Saturday, June 6, 2009

What else?

I'm so stressed out, I don't know what to do. My husband of almost 7 years doesn't want to be married anymore. We've gone through so much stresses in our lives it seems we're just not meant to be. We want to make it as easy for McKenzie as possible, but I'm scared. I've never lived by myself before, I've always had Eric. We've been together for almost 9 years. He's all I know. He's my best friend, but we've been growing apart for sometime. I don't make a bunch of money, I don't know how I'll make it on my own, as least I don't have a car payment, so that's good, but I have to make sure I find someplace that is comfortable for McKenzie and I, and more importantly, someplace safe for us.

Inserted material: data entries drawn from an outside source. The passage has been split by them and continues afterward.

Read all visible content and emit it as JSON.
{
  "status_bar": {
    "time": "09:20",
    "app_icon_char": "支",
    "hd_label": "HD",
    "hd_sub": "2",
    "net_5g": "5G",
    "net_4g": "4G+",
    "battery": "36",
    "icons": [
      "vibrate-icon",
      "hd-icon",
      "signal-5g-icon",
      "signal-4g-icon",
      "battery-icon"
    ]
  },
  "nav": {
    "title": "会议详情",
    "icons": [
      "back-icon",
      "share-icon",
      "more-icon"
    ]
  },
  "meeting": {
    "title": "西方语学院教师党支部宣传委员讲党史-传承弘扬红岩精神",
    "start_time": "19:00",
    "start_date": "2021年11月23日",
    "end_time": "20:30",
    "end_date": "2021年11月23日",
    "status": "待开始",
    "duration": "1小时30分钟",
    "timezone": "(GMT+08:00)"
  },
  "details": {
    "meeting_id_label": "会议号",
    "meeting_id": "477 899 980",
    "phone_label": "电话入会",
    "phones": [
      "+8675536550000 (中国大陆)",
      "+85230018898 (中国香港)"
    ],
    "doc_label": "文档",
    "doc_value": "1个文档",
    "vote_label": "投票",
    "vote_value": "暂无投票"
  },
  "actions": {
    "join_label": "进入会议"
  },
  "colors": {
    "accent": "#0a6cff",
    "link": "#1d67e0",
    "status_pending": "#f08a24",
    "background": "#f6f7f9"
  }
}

I just need someplace to vent, I can't really talk to my family about this right now, so this is the place, my place to get it out. I know that I'm a strong woman, I've been through so much in the last few years, I know that I can do this, it's just going to be hard, but somehow I'll manage.

1 comment:

Phyllis T. said...

Just wanted to tell you to keep fighting for your family. I don't know if you believe in the power of prayer but I will say a prayer for your family that it stays intack. Don't react to things right now just let him know that you love him and remember great marriages are built on challenges. Be the lady that got your husband's attention, sometimes men need to be reminded.